Grâce à la fameuse illustration d'Oscar Cullmann, le débarquement de Normandie (D-Day) revêt une signification toute particulière pour les chrétiens, engagés dans un combat spirituel.
Oui, les chrétiens ont aussi leur D-Day. Certes, une petite mise en contexte s’impose.
L’apôtre Paul dépeint ainsi la réalité quotidienne invisible de tous les chrétiens:
Car nous n’avons pas à lutter contre des êtres de chair et de sang, mais contre les Puissances, contre les Autorités, contre les Pouvoirs de ce monde des ténèbres, et contre les esprits du mal dans le monde céleste.
Éphésiens 6.12
À la lecture de ce verset, une question se pose immanquablement: pourquoi le combat spirituel est-il si rude alors que Christ a clairement été déclaré vainqueur par sa mort, sa résurrection, son exaltation et sa session à la droite de Dieu? Sa victoire est proclamée, on ne peut plus clairement, en Éphésiens 1.19-22:
Cette puissance, en effet, [Dieu] l’a déployée dans toute sa force 20en la faisant agir en Christ lorsqu’il l’a ressuscité et l’a fait siéger à sa droite, dans le monde céleste. 21Là, Christ est placé bien au-dessus de toute Autorité, de toute Puissance, de toute Domination et de toute Souveraineté: au-dessus de tout nom qui puisse être cité, non seulement dans le monde présent, mais aussi dans le monde à venir. 22Dieu a tout placé sous ses pieds, et Christ qui domine toutes choses […]
Éphésiens 1.19-22
L’explication est simple: comme beaucoup d’aspects de notre salut, la victoire de Christ participe à la tension entre le déjà et le pas encore de l’œuvre rédemptrice de Dieu.
Christ est déjà victorieux. Nous le constatons en lisant Éphésiens 1.19-22. Suite à sa résurrection, il siège à la droite de Dieu dans le monde céleste, au-dessus de toute Autorité, de toute Puissance, de toute Domination et de toute Souveraineté. D’après Éphésiens 1.22, tous ses ennemis ont été placés sous ses pieds.

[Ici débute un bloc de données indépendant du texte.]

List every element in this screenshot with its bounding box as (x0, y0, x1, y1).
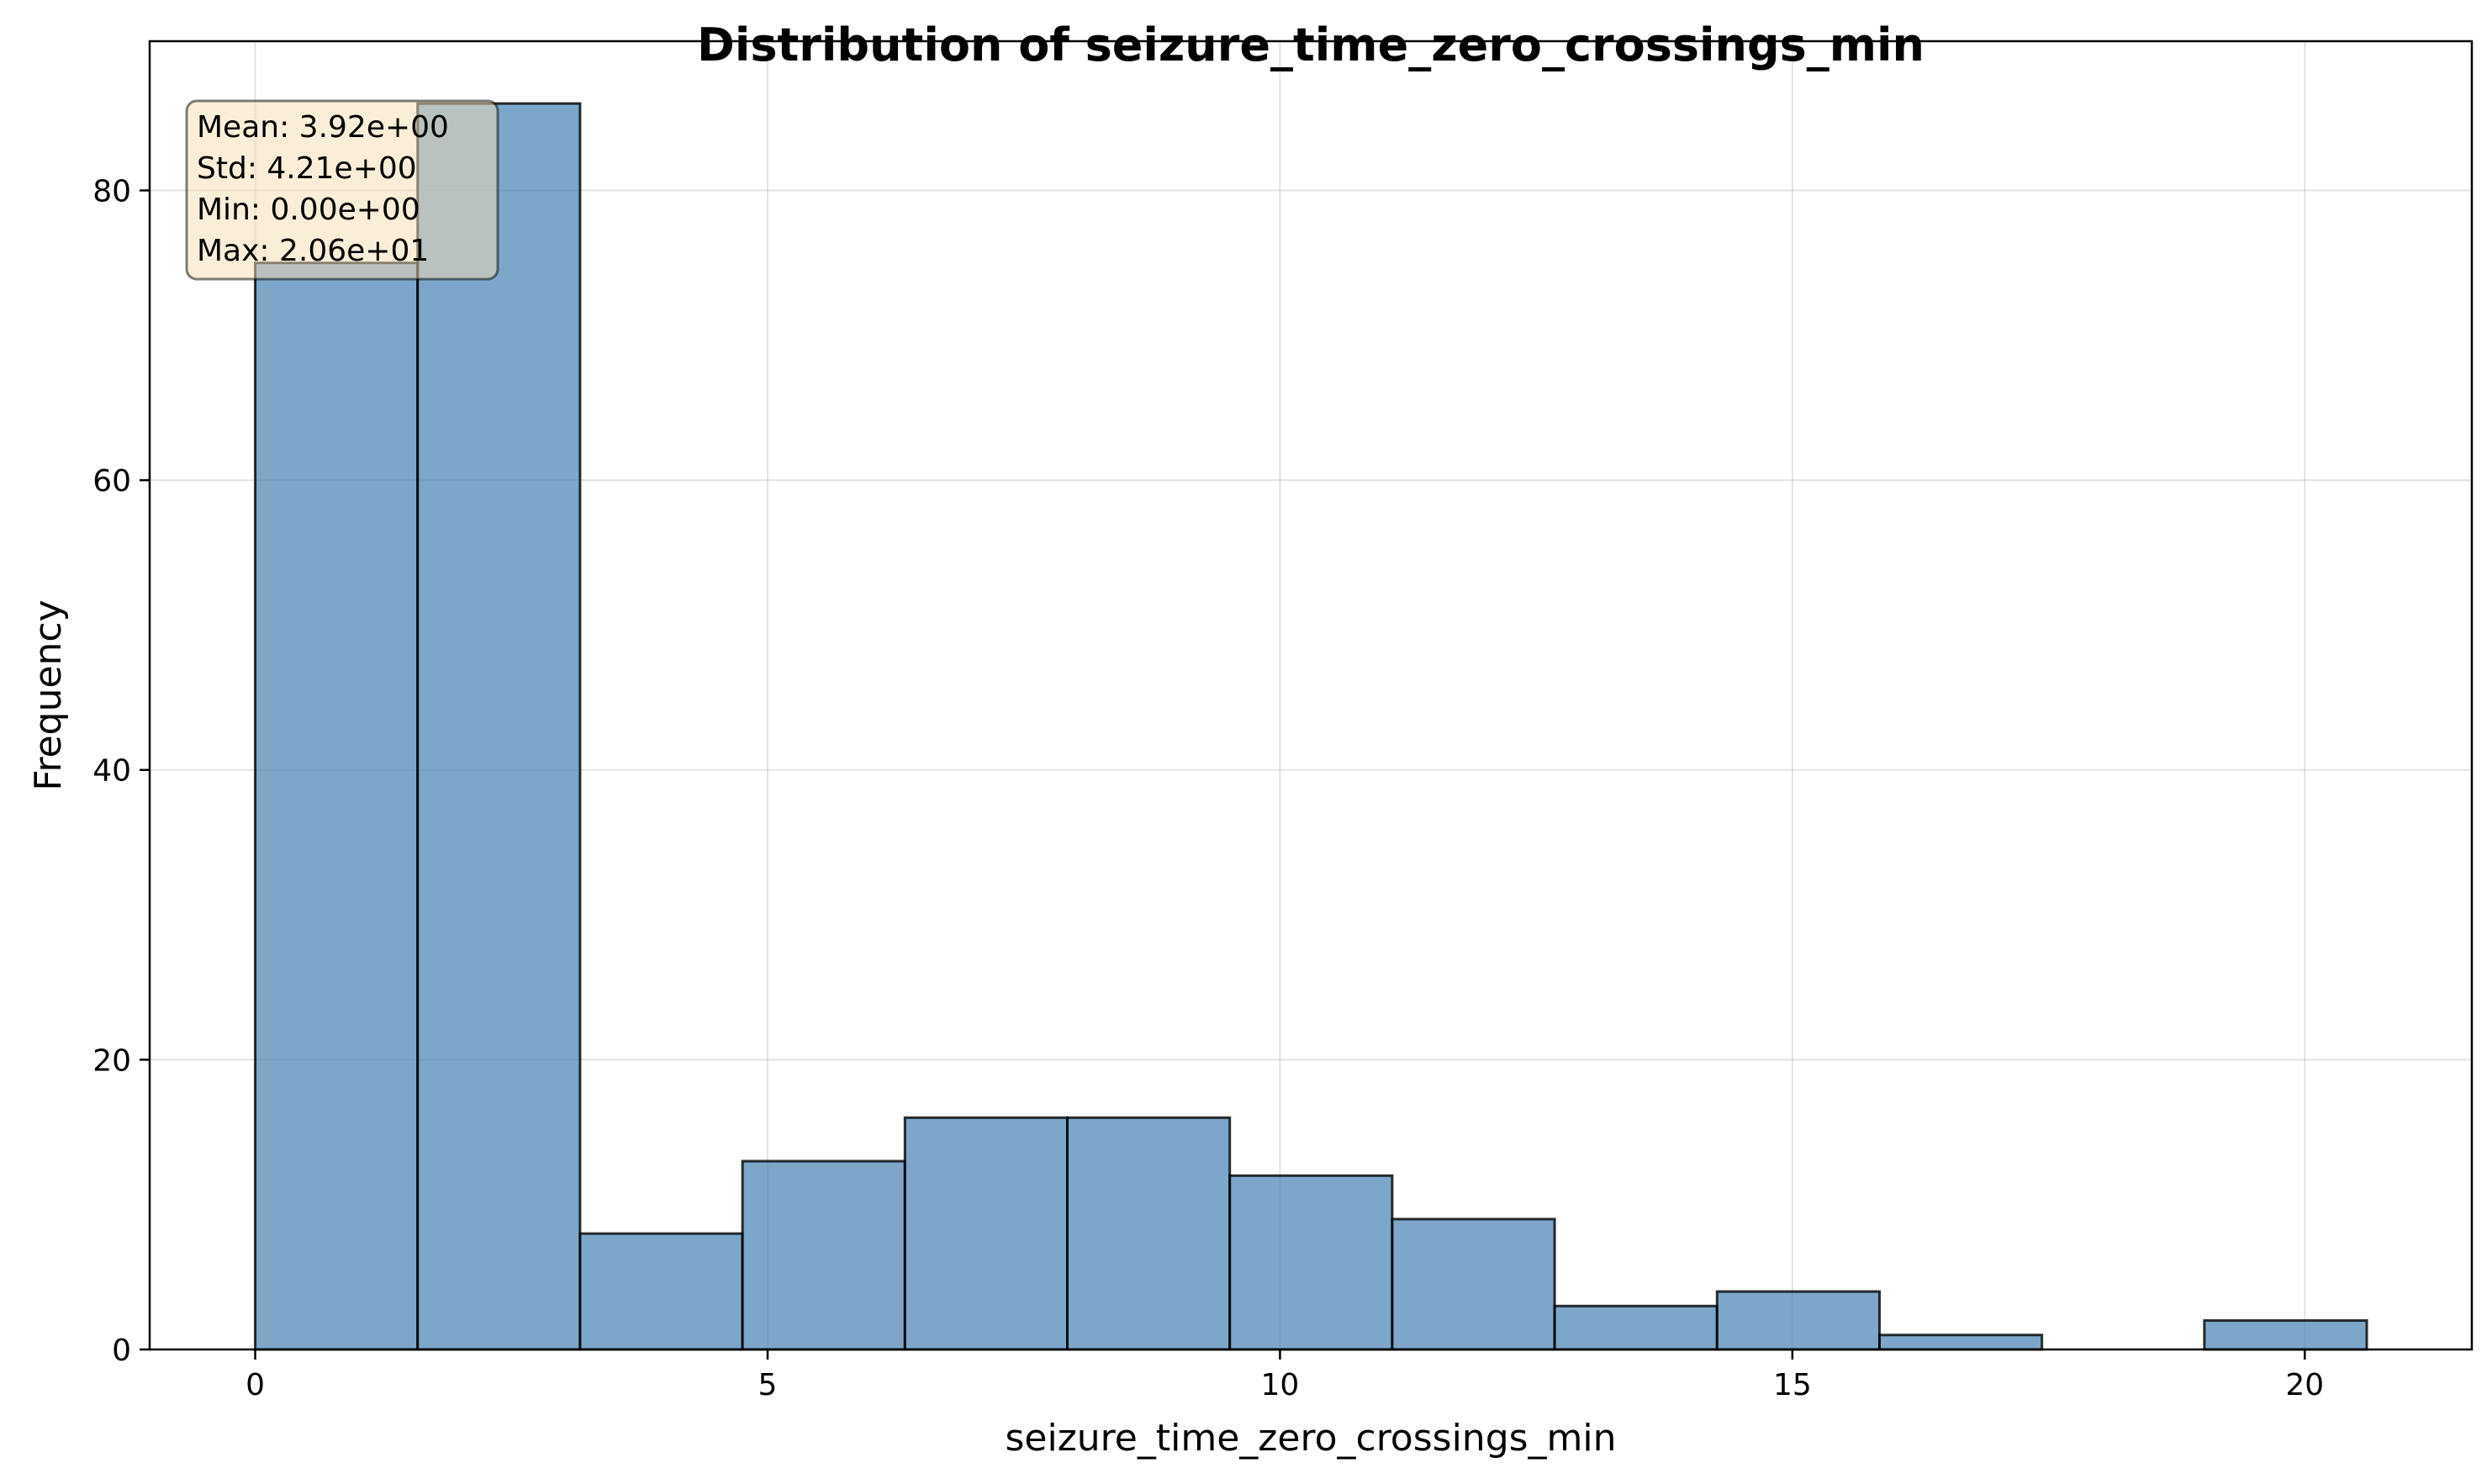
x-tick-label: 0 (246, 1368, 265, 1402)
y-tick-label: 40 (92, 754, 131, 789)
x-axis-label: seizure_time_zero_crossings_min (1005, 1417, 1616, 1460)
histogram-bars (254, 102, 2368, 1351)
histogram-bar (741, 1159, 906, 1351)
x-tick-label: 5 (758, 1368, 778, 1402)
histogram-bar (416, 102, 582, 1351)
stats-std: Std: 4.21e+00 (197, 151, 417, 186)
histogram-bar (1877, 1333, 2044, 1351)
stats-max: Max: 2.06e+01 (197, 234, 429, 268)
histogram-bar (2203, 1319, 2368, 1351)
x-tick-label: 10 (1261, 1368, 1300, 1402)
stats-min: Min: 0.00e+00 (197, 193, 420, 227)
histogram-bar (254, 261, 420, 1351)
stats-mean: Mean: 3.92e+00 (197, 110, 449, 145)
y-tick-label: 80 (92, 174, 131, 209)
x-tick-label: 20 (2285, 1368, 2324, 1402)
histogram-bar (1391, 1217, 1556, 1351)
stats-box (185, 99, 499, 281)
histogram-bar (1715, 1290, 1881, 1351)
histogram-bar (578, 1232, 744, 1351)
y-tick-label: 60 (92, 464, 131, 499)
chart-title: Distribution of seizure_time_zero_crossi… (697, 18, 1924, 71)
histogram-bar (903, 1116, 1069, 1351)
histogram-bar (1228, 1174, 1394, 1351)
axis-ticks: 0 5 10 15 20 0 20 40 60 80 (92, 174, 2324, 1402)
histogram-bar (1066, 1116, 1232, 1351)
histogram-bar (1553, 1304, 1719, 1351)
y-tick-label: 20 (92, 1043, 131, 1078)
x-tick-label: 15 (1773, 1368, 1812, 1402)
stats-annotation: Mean: 3.92e+00 Std: 4.21e+00 Min: 0.00e+… (185, 99, 499, 281)
y-tick-label: 0 (112, 1333, 131, 1368)
y-axis-label: Frequency (27, 599, 70, 790)
plot-area-frame (148, 40, 2474, 1351)
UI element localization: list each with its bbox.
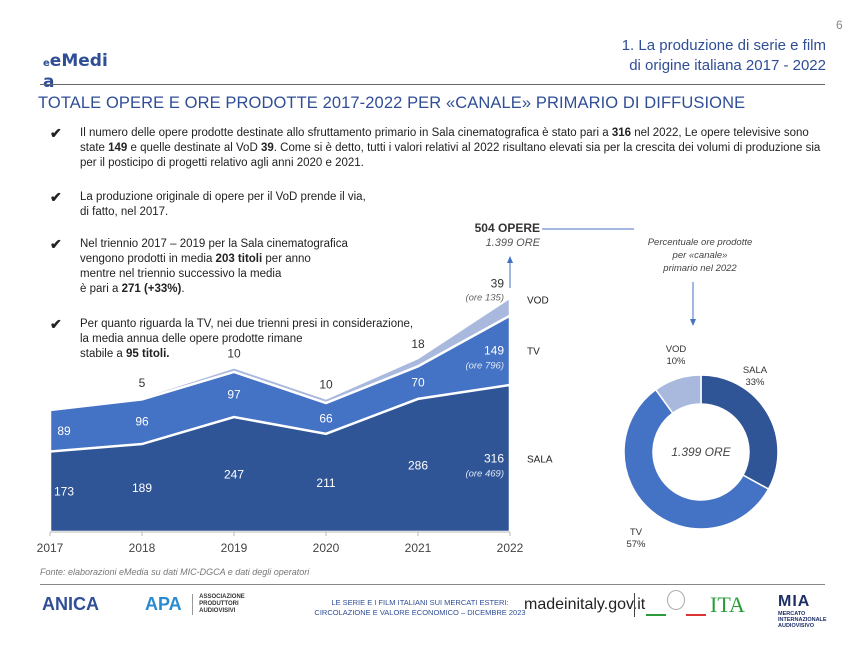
donut-caption: Percentuale ore prodotte <box>648 237 753 248</box>
page-title: TOTALE OPERE E ORE PRODOTTE 2017-2022 PE… <box>38 94 746 112</box>
data-label-tv: 89 <box>57 424 71 438</box>
hours-label-tv: (ore 796) <box>465 360 504 371</box>
down-arrow-icon <box>690 319 696 326</box>
mia-logo: MIA MERCATO INTERNAZIONALE AUDIOVISIVO <box>778 593 827 629</box>
donut-caption: per «canale» <box>672 250 728 261</box>
legend-vod: VOD <box>527 295 549 306</box>
bullet-4: ✔ Per quanto riguarda la TV, nei due trie… <box>50 317 460 362</box>
up-arrow-icon <box>507 256 513 263</box>
check-icon: ✔ <box>50 236 62 252</box>
bullet-2: ✔ La produzione originale di opere per il… <box>50 190 440 220</box>
data-label-tv: 149 <box>484 343 504 357</box>
donut-slice-vod <box>654 374 702 415</box>
data-label-sala: 286 <box>408 458 428 472</box>
check-icon: ✔ <box>50 125 62 141</box>
x-tick-label: 2022 <box>497 541 524 555</box>
ita-logo: ITA <box>710 592 745 617</box>
anica-logo: ANICA <box>42 594 99 614</box>
source-note: Fonte: elaborazioni eMedia su dati MIC-D… <box>40 567 310 577</box>
donut-center-label: 1.399 ORE <box>671 445 731 459</box>
page-number: 6 <box>836 18 843 32</box>
total-opere-label: 504 OPERE <box>475 221 540 235</box>
ministry-emblem-logo <box>646 590 706 626</box>
donut-slice-sala <box>700 374 779 491</box>
donut-percent-tv: 57% <box>626 539 646 550</box>
donut-label-vod: VOD <box>666 344 687 355</box>
data-label-vod: 5 <box>139 376 146 390</box>
bullet-text: Per quanto riguarda la TV, nei due trien… <box>80 318 414 360</box>
bullet-1: ✔ Il numero delle opere prodotte destinat… <box>50 126 825 171</box>
donut-caption: primario nel 2022 <box>662 263 737 274</box>
bullet-text: Il numero delle opere prodotte destinate… <box>80 127 821 169</box>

Pourtant, en Éphésiens 6.10-20, Paul nous rappelle que les chrétiens ont à lutter contre les esprits du mal dans le monde céleste – ces esprits mêmes qui ont été défaits par Christ. Ainsi, les fruits de la victoire de Christ ne sont pas encore complètement apparents.
Une célèbre illustration nous aidera à mieux apprécier la situation. C’est Oscar Cullmann, professeur de Nouveau Testament aux universités de Strasbourg et de Bâle entre 1930 et 1972, qui l’a proposée. En référence à la Seconde Guerre mondiale, Cullmann a rappelé la différence entre le jour J (en anglais D-Day) et le jour V (plus précisément le V-E Day, Victory in Europe Day, le « Jour de la Victoire en Europe »).
Le 6 juin 1944, qui a marqué le début du débarquement des forces alliées en Normandie, fut appelé le « jour J ». Une fois le débarquement réussi, la victoire était déjà certaine. La Seconde Guerre mondiale avait pris un nouveau tournant. Son issue imminente était irréversible.
Pourtant, la victoire complète n’était pas encore établie au vu et au su de tous. Il fallut attendre le 8 mai 1945, le « jour V » (pour victoire) – et de nombreuses batailles sanglantes, dont certaines parmi les pires de toute la guerre –, pour que les hostilités prennent fin définitivement et que le succès de l’intervention fût totalement manifeste.
Dans le combat spirituel, l’Église a déjà vécu son jour J – celui de J**ésus, pour ainsi dire: le jour de la résurrection, le « début de la fin » pour le Diable. Néanmoins, le jour V – associé au retour de Christ (« V**iens, Jésus! ») – n’a pas encore eu lieu. En cette période intermédiaire, les batailles font rage.
Or, nous connaissons par avance l’issue de la guerre. L’ennemi combattu est un opposant déjà vaincu. Notre responsabilité n’est pas de remporter la victoire (cette dernière est acquise); c’est simplement de « tenir ferme » et de « résister » (Ép 6.11, 13). Nous combattons à titre de vainqueurs officiels, en vertu de notre union avec Christ.
Ndlr: billet publié pour la première fois le 4 juin 2019 et remis en avant le 3 juin 2023 avec une mise à jour des liens.